City Marque expansion
With Santander’s investment of more than £2m, City Marque expects its portfolio to grow rapidly over the next three years. Although its baseline expansion plans support a minimum growth of 550 apartments, City Marque expects it will actually have more than 1000.
City Marque has revenue of £5.69m and projected revenue of £15m for the 2015 financial year. The funding from Santander will allow the company to develop its e-commerce and systems infrastructure as well as build a corporate business portal, which it hopes will assist in its growth.
Managing director and founder of City Marque Derek Gallimore said: “This is an exciting time for City Marque as we accelerate our business plan without relying on equity investment.
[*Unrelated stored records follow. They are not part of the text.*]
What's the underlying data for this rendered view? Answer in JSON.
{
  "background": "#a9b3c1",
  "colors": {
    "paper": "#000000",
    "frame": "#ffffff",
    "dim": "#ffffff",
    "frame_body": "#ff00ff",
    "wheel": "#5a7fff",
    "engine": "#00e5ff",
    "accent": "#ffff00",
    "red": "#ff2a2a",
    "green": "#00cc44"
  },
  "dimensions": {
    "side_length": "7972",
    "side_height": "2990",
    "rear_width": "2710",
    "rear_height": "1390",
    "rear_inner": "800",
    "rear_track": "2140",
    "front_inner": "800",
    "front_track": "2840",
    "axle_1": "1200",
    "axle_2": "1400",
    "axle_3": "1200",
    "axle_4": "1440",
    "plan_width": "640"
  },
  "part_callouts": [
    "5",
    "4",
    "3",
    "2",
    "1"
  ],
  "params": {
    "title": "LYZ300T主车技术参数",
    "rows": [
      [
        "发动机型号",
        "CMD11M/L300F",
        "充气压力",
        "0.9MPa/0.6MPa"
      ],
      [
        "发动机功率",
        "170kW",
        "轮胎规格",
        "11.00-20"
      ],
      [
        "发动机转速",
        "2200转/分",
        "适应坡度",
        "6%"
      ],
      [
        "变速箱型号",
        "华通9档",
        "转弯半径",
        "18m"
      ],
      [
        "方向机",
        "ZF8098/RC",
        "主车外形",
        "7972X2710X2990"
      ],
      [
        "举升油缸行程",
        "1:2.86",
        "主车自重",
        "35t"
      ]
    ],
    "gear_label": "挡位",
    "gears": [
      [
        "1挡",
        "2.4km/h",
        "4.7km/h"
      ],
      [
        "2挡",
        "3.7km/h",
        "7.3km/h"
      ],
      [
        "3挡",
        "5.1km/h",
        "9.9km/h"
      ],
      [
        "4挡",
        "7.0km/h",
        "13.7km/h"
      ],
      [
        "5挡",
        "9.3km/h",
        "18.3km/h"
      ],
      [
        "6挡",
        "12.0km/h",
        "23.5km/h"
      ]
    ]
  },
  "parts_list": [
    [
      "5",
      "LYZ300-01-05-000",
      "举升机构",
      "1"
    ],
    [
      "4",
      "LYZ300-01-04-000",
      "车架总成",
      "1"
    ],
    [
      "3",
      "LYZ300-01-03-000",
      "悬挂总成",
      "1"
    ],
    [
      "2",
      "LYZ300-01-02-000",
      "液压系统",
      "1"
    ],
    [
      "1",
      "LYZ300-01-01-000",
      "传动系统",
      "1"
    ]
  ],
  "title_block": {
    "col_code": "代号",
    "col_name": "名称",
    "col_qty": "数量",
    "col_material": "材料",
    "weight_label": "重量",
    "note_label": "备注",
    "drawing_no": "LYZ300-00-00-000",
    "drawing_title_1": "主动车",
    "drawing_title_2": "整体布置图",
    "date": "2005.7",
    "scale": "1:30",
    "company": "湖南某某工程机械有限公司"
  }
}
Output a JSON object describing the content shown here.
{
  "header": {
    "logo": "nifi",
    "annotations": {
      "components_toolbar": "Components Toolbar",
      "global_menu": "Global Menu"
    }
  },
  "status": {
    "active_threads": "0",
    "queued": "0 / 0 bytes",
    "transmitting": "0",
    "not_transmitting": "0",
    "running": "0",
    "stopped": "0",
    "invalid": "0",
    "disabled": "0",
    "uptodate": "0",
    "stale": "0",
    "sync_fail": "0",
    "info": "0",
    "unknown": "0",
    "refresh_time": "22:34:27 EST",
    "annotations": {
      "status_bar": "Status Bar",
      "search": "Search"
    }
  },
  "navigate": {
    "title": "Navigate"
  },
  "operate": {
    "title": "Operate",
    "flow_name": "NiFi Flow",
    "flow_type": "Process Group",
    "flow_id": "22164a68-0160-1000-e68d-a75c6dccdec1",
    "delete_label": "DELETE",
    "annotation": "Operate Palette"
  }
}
Our growing presence in London means we can take on more strategic blocks in collaboration with institutional property investors and landlords. We have a conservative growth plan for 550 apartments, but we actually expect to reach 1,000 apartments by the end of 2016. This long-term commitment of funding from Santander will provide confidence to our partners and help us secure a better pipeline of stock on attractive commercial terms.
“Furthermore, the deal will allow us to enhance our e-commerce and mobile platform and secure better pipeline, on better terms and at an earlier stage than previously because of our size. The enhancements to our systems infrastructure will also allow us to access a growing consumer base that increasingly prefers the greater space and comfort of serviced apartments over hotels.”
City Marque has launched two new apartment projects recently, a seven-apartment block in Knightsbridge anda nine-unit building in Monument.
Aparthotel Adagio in Edinburgh
London isn’t the only UK capital city to see growth in the serviced apartment market. Aparthotel Adagio has just announced the signing of a new, 146 bedroom apartment property in Edinburgh. The apartment property is due to open at the end of 2017 and is part of the £150m New Waverly development programme to create a new city centre district for Edinburgh.
The serviced apartment building will range over four storeys and have frontages onto the Royal Mile and the Canongate. It will be ‘sensitively’ designed in an aim to fit in with the historic area and will be built behind a pre-existing façade on the Royal Mile.
Aparthotels Adagio director of Central and Northern Europe Vangelis Porikis said: “The Aparthotel Adagio offers an innovative solution for urban tourism and one we are particularly excited to launch in Edinburgh, a fantastic city of history, culture, business and thriving tourism. Aparthotels Adagio represent a travel concept for ‘city breakers’ that is smart, economical and immersed in the heart of the city. We are working hard with Artisan to ensure our new aparthotel is itself immersed in the history and culture of the city and gives our guests a base from which to enjoy this fantastic city and surrounding area.”